Today at work, we migrated the first box to Solaris 11 and we experienced the first bug as soon as we needed to log in onto the server.
As theses delays are quite common when the SSHd is configured by default, I quickly added theses lines to remove GSSAPI and DNS common issues:
/etc/ssh/sshd_config
LookupClientHostnames no VerifyReverseMapping no GSSAPIAuthentication no
Although, theses settings didn’t fixed the problem.

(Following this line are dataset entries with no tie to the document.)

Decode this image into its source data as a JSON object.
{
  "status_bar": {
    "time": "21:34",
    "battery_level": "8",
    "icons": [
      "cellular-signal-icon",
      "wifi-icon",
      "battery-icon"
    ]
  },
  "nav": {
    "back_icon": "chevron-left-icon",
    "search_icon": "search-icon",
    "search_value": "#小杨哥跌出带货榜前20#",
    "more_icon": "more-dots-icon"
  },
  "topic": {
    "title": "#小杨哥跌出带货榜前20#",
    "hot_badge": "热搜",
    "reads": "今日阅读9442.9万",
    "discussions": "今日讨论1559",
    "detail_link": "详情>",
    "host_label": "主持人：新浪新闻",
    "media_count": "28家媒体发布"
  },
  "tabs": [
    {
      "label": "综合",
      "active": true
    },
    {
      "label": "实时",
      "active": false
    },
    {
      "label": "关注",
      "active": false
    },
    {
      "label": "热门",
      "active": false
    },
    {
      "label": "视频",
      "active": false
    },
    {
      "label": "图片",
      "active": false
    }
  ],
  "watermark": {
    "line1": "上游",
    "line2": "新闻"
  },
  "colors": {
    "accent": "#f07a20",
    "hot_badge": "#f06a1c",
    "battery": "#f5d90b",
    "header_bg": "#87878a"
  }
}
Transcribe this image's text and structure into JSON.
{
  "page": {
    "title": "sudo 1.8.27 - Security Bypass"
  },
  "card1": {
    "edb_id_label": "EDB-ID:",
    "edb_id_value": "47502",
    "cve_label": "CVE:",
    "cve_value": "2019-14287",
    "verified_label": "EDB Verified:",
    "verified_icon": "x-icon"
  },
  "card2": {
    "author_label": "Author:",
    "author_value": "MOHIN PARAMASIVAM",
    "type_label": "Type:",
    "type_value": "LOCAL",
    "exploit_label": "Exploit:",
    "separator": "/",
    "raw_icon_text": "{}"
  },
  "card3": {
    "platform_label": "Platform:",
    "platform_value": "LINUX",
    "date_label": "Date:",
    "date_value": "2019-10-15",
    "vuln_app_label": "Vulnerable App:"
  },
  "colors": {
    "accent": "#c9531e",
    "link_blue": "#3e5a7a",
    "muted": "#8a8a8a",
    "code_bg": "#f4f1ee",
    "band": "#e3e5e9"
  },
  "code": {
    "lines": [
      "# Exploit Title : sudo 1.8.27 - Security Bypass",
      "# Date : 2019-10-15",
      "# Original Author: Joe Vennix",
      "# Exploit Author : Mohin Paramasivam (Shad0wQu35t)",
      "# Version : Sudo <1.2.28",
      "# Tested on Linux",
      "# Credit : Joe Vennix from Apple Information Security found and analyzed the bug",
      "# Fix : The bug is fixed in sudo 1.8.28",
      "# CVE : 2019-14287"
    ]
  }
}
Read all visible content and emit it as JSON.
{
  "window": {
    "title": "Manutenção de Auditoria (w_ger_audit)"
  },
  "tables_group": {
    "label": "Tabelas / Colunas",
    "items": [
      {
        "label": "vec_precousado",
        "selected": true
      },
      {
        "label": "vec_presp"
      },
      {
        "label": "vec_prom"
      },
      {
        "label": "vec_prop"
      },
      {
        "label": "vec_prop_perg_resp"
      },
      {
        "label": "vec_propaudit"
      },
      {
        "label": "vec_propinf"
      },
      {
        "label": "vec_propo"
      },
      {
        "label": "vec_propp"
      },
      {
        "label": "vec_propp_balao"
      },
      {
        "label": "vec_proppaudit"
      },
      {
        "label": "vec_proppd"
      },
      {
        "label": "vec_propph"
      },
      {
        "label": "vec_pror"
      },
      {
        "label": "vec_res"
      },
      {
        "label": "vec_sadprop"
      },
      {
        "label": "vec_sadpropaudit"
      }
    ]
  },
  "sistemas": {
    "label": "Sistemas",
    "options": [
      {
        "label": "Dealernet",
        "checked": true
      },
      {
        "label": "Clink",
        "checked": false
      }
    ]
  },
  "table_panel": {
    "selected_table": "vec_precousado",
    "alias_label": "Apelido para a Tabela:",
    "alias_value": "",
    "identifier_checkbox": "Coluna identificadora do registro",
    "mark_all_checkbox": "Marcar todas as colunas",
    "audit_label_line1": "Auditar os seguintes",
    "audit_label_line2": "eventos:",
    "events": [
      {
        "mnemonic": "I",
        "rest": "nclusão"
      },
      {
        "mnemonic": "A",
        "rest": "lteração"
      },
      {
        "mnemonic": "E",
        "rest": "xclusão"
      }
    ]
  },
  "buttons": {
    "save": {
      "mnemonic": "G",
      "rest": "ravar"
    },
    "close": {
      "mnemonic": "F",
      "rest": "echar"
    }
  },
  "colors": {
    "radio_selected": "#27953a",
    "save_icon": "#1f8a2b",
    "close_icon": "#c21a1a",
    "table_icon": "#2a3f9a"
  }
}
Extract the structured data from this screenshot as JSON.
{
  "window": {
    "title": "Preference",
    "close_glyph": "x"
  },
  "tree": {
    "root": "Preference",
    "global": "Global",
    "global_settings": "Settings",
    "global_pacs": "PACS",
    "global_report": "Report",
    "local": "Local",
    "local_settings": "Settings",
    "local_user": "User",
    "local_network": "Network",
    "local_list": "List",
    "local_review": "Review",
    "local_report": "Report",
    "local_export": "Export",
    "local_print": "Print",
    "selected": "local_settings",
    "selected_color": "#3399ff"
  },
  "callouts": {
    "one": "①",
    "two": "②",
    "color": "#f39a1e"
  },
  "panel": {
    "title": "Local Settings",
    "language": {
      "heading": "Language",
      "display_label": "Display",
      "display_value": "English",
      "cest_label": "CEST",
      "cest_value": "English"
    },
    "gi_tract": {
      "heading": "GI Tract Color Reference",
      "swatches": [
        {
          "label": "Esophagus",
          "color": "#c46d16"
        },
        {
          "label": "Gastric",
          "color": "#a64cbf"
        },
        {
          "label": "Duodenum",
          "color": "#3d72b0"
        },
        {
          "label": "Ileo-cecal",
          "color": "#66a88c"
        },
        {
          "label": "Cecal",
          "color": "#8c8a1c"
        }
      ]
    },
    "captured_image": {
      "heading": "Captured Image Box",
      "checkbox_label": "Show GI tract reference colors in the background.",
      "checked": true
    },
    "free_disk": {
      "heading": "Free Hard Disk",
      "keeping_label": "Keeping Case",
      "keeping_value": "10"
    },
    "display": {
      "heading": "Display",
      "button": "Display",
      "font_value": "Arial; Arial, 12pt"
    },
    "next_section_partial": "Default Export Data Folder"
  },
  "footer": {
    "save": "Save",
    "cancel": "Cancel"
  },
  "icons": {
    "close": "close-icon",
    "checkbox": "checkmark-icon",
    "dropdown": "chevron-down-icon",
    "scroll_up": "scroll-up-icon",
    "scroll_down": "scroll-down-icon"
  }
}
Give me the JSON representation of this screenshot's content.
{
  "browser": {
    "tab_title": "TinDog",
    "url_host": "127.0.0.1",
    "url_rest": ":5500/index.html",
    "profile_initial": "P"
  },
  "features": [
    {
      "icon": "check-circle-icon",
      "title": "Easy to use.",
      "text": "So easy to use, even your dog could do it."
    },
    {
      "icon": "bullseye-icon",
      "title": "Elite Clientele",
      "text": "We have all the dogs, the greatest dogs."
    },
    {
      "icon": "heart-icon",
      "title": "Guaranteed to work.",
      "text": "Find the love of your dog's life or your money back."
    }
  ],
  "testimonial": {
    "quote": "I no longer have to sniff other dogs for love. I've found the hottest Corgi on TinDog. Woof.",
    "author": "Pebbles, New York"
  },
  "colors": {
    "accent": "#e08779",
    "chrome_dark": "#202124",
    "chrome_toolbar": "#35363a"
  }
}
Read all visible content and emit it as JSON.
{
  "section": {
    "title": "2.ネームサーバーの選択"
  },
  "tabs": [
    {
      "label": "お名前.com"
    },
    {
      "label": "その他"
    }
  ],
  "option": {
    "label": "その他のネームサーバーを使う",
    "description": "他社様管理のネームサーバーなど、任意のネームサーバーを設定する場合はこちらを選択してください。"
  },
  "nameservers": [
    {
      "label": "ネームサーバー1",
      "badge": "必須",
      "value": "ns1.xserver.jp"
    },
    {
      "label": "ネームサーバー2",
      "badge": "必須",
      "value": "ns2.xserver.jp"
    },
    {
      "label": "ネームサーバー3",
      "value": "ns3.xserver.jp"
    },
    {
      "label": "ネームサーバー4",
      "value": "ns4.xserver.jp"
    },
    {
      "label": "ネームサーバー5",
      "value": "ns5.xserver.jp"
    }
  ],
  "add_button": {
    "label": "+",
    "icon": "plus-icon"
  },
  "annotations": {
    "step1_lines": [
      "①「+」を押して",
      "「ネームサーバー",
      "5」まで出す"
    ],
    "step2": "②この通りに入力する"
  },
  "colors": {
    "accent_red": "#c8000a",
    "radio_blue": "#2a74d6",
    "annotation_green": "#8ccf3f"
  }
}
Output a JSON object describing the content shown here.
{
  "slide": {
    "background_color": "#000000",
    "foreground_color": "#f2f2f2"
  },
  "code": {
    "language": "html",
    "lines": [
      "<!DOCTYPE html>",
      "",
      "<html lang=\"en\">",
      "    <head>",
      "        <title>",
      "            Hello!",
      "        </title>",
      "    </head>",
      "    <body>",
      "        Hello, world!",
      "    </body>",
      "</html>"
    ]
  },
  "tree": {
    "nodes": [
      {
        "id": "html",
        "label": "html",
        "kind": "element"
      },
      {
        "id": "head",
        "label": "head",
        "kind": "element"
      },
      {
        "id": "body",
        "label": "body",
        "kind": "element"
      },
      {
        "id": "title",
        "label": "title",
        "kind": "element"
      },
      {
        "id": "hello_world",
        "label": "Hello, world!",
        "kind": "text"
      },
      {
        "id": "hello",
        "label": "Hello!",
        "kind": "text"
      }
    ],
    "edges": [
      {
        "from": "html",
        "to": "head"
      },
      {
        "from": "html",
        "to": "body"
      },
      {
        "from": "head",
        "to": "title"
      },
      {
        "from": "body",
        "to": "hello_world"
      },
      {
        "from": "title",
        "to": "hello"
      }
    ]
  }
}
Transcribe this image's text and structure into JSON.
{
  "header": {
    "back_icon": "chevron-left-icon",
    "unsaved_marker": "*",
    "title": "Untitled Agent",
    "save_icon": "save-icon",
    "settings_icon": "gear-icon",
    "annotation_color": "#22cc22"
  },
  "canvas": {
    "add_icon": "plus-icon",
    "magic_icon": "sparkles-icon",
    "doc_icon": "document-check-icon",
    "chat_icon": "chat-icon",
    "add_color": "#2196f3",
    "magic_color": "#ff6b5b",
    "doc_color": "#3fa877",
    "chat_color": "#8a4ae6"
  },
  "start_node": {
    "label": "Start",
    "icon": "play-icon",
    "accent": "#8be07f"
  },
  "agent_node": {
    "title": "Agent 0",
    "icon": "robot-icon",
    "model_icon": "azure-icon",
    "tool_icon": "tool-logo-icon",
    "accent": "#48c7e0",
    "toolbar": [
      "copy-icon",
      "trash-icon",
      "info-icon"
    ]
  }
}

I added some verbosity to both ssh client and server and tracked down the delay to happen at this stage of the connection:
On the client:
$ ssh -v -p 2222 s11box -l adminifm OpenSSH_5.8p1-hpn13v10lpk, OpenSSL 1.0.0c 2 Dec 2010 debug1: Reading configuration data /home/wildcat/.ssh/config debug1: Reading configuration data /etc/ssh/ssh_config debug1: Connecting to admblockum04 10.2.12.155 port 2222. debug1: Connection established. debug1: identity file /home/wildcat/.ssh/id_rsa type -1 debug1: identity file /home/wildcat/.ssh/id_rsa-cert type -1 debug1: identity file /home/wildcat/.ssh/id_dsa type 2 debug1: identity file /home/wildcat/.ssh/id_dsa-cert type -1 debug1: identity file /home/wildcat/.ssh/id_ecdsa type -1 debug1: identity file /home/wildcat/.ssh/id_ecdsa-cert type -1 debug1: Remote protocol version 2.0, remote software version Sun_SSH_2.0 debug1: no match: Sun_SSH_2.0 debug1: Enabling compatibility mode for protocol 2.0 debug1: Local version string SSH-2.0-OpenSSH_5.8p1-hpn13v10lpk debug1: SSH2_MSG_KEXINIT sent *** HANG ***
And on the server:
debug1: Reloading X.509 host keys to avoid PKCS#11 fork issues.monitor debug1: reading the context from the child debug1: use_engine is 'no' debug1: list_hostkey_types: ssh-rsa,ssh-dss debug1: My KEX proposal before adding the GSS KEX algorithm: debug2: kex_parse_kexinit: diffie-hellman-group-exchange-sha1,diffie-hellman-group14-sha1,diffie-hellman- group1-sha1 debug2: kex_parse_kexinit: ssh-rsa,ssh-dss debug2: kex_parse_kexinit: aes128-ctr,aes192-ctr,aes256-ctr,arcfour128,arcfour256,arcfour debug2: kex_parse_kexinit: aes128-ctr,aes192-ctr,aes256-ctr,arcfour128,arcfour256,arcfour debug2: kex_parse_kexinit: hmac-md5,hmac-sha1,hmac-sha1-96,hmac-md5-96 debug2: kex_parse_kexinit: hmac-md5,hmac-sha1,hmac-sha1-96,hmac-md5-96 debug2: kex_parse_kexinit: none,zlib debug2: kex_parse_kexinit: none,zlib debug2: kex_parse_kexinit: de-DE,en-US,es-ES,fr-FR,it-IT,ja-JP,ko-KR,pt-BR,zh-CN,zh-TW,i-default debug2: kex_parse_kexinit: de-DE,en-US,es-ES,fr-FR,it-IT,ja-JP,ko-KR,pt-BR,zh-CN,zh-TW,i-default debug2: kex_parse_kexinit: first_kex_follows 0 debug2: kex_parse_kexinit: reserved 0 *** HANG ***
Adding truss of the server process is helping us a lot:
17477: so_socket(PF_INET, SOCK_STREAM, IPPROTO_IP, 0, SOV_DEFAULT) = 3 17469: pollsys(0x080451C0, 1, 0x00000000, 0x00000000) (sleeping...) 17477: connect(3, 0x08047030, 16, SOV_DEFAULT) (sleeping...)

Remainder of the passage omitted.